A loop of wire is lying flat on a tabletop. A uniform magnetic field is directed vertically UPWARDS such that it is perpendicular to the tabletop (and the loop). Beyond the edge of the table, the magnetic field is zero. Imagine that you are looking DOWN on the loop from above. Which of the following statements are true about the induced EMF in the wire loop? You will have to refer to Lenz's Law in order to determine the direction of the induced current.

Question

A loop of wire is lying flat on a tabletop. A uniform magnetic field is directed vertically UPWARDS such that it is perpendicular to the tabletop (and the loop). Beyond the edge of the table, the magnetic field is zero. Imagine that you are looking DOWN on the loop from above. Which of the following statements are true about the induced EMF in the wire loop? You will have to refer to Lenz's Law in order to determine the direction of the induced current.

True/False if the magnetic field suddenly decreases, the induced current will be in a clockwise direction

True/False if you keep the loop on the table, but pull it to the left, the induced current will be in a counter-clockwise direction

True/False if the loop suddenly grows in size, the induced current will be in a clockwise direction

True/False if you pull the loop out of the field (by sliding it off the table), the induced current will be in a clockwise direction

True/False Lenz's Law states that the induced current always leads to a magnetic field that OPPOSES the change in magnetic flux

Answer 1

To determine the direction of the induced current in a wire loop, we can apply Lenz's Law, which states that the induced current always opposes the change in magnetic flux.

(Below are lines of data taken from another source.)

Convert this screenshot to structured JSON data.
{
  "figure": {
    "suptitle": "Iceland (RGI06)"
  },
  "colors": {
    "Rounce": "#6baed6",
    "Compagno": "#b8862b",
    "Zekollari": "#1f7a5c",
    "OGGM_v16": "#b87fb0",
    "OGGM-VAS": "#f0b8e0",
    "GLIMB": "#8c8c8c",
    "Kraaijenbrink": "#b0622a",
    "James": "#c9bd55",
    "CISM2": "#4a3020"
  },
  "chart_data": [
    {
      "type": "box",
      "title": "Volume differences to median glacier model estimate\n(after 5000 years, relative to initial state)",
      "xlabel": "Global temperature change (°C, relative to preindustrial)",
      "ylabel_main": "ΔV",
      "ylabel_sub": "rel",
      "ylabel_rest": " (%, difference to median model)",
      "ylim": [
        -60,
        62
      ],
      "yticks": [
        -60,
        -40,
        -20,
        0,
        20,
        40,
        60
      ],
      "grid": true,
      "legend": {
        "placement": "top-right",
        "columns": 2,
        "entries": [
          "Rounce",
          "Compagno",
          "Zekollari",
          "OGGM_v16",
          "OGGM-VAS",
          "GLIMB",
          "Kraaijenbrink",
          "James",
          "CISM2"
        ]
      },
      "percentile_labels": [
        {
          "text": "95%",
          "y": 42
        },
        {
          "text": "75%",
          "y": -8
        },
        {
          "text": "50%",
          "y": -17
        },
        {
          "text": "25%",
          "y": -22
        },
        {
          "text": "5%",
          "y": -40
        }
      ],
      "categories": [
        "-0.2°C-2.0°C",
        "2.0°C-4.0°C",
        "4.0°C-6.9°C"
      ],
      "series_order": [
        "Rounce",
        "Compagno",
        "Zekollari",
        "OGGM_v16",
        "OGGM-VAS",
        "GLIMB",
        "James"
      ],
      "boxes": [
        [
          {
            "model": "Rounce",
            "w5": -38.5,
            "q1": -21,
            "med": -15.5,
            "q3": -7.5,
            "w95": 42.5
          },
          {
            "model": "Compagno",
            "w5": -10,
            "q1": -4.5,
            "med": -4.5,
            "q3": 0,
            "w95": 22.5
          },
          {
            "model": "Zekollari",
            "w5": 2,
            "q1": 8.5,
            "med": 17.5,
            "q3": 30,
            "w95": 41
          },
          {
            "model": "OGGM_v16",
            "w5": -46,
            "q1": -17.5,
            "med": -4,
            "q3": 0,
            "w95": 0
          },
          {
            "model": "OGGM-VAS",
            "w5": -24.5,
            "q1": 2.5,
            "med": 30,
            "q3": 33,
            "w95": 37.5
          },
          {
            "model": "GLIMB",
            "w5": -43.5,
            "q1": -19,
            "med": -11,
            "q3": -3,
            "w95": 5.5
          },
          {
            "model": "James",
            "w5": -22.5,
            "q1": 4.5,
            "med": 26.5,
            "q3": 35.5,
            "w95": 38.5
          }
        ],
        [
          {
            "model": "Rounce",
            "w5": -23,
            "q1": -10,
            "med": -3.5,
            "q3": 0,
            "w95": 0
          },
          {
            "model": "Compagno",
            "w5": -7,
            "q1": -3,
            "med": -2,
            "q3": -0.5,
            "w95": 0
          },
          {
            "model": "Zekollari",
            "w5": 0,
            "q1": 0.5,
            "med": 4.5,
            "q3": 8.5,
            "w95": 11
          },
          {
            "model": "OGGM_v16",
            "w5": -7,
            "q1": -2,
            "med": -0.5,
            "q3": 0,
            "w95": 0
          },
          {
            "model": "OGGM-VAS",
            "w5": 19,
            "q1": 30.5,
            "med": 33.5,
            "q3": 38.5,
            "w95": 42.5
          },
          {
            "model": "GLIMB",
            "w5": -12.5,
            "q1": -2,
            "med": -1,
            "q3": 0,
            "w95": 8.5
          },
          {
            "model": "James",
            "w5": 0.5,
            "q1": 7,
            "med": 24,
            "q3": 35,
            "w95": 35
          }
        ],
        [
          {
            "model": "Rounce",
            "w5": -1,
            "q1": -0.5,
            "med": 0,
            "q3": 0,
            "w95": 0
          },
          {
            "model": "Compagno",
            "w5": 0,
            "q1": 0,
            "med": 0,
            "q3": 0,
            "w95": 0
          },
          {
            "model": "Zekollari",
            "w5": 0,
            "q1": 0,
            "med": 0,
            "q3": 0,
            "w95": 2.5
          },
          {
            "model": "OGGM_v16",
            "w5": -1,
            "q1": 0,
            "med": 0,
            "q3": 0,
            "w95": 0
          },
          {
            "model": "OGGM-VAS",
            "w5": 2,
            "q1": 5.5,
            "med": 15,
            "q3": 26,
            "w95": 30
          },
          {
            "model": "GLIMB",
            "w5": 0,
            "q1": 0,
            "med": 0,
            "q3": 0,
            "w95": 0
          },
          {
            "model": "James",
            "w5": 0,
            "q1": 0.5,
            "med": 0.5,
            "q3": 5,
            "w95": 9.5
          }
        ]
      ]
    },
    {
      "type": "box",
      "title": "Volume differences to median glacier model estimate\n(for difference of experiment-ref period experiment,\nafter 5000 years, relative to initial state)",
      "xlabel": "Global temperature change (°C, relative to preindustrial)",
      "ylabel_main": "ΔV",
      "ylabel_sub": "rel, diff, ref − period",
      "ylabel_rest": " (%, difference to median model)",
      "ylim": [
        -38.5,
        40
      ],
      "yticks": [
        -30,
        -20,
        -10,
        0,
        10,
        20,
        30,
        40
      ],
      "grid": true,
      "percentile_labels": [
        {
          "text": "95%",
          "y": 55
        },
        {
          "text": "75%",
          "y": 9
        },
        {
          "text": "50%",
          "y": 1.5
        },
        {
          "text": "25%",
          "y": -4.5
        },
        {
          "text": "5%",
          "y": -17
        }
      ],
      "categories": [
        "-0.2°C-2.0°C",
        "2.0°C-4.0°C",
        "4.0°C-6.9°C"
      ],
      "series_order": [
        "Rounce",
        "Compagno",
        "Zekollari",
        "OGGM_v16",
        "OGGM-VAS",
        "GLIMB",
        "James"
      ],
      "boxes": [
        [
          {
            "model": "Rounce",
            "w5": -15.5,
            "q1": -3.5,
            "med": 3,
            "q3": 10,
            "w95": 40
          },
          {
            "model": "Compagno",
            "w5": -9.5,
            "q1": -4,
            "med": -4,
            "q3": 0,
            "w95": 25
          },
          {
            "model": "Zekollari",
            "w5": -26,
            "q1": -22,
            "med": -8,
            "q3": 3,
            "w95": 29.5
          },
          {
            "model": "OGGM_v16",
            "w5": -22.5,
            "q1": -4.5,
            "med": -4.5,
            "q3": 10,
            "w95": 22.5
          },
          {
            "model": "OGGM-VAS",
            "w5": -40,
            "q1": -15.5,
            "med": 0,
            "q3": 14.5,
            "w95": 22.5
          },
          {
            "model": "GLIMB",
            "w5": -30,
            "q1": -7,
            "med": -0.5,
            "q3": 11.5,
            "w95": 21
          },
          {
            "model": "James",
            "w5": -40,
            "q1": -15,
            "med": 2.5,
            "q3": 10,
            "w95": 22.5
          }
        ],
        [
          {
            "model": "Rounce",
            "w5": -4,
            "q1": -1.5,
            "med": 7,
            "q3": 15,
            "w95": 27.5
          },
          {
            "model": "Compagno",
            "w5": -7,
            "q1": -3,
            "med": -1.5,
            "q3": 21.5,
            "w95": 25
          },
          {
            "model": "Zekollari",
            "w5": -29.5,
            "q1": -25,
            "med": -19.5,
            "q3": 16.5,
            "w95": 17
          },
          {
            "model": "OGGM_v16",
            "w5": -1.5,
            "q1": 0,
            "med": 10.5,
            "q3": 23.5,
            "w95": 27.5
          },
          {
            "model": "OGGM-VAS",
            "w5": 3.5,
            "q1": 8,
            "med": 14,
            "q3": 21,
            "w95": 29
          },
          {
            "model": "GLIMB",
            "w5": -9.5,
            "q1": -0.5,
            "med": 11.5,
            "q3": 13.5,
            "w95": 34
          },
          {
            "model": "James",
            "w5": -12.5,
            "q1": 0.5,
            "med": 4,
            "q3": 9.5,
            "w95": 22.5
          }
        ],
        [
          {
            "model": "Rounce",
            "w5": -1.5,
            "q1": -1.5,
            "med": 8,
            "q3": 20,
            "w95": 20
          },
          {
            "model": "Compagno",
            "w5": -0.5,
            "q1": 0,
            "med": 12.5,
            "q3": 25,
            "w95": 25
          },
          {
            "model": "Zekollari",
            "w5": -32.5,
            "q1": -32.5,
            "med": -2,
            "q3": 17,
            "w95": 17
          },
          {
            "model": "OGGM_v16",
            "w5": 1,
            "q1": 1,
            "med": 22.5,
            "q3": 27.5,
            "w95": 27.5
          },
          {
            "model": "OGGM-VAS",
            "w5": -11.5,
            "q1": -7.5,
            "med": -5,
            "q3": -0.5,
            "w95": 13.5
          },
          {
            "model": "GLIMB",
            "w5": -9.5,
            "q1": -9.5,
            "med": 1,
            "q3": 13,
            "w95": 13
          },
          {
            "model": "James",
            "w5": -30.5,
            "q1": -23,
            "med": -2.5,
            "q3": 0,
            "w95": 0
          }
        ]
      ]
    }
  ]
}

Let's analyze each statement:

1. True. If the magnetic field suddenly decreases, the change in magnetic flux will be such that the induced current creates a magnetic field that opposes the decrease. By using your right hand with the thumb pointing in the direction of the decreasing magnetic field, your fingers will curl in a clockwise direction, indicating the direction of the induced current.

2. True. If you keep the loop on the table but pull it to the left, the magnetic field does not change. Therefore, there is no change in magnetic flux, and no induced current is generated.

3. False. If the loop suddenly grows in size, the magnetic field passing through the loop will increase. To oppose this increase, the induced current will create a magnetic field in the opposite direction. Using the right-hand rule, it can be determined that the induced current will be in a counter-clockwise direction.

4. True. If you pull the loop out of the magnetic field (by sliding it off the table), the magnetic field passing through the loop will decrease. To oppose this decrease, the induced current will create a magnetic field in the same direction as the original magnetic field. Therefore, the induced current will be in a clockwise direction.

5. True. As mentioned earlier, Lenz's Law states that the induced current always opposes the change in magnetic flux. Therefore, the induced current will create a magnetic field that opposes the change in the original magnetic field.

In summary:
1. True, the induced current will be in a clockwise direction.
2. True, no induced current is generated.
3. False, the induced current will be in a counter-clockwise direction.
4. True, the induced current will be in a clockwise direction.
5. True, Lenz's Law states the induced current always opposes the change in magnetic flux.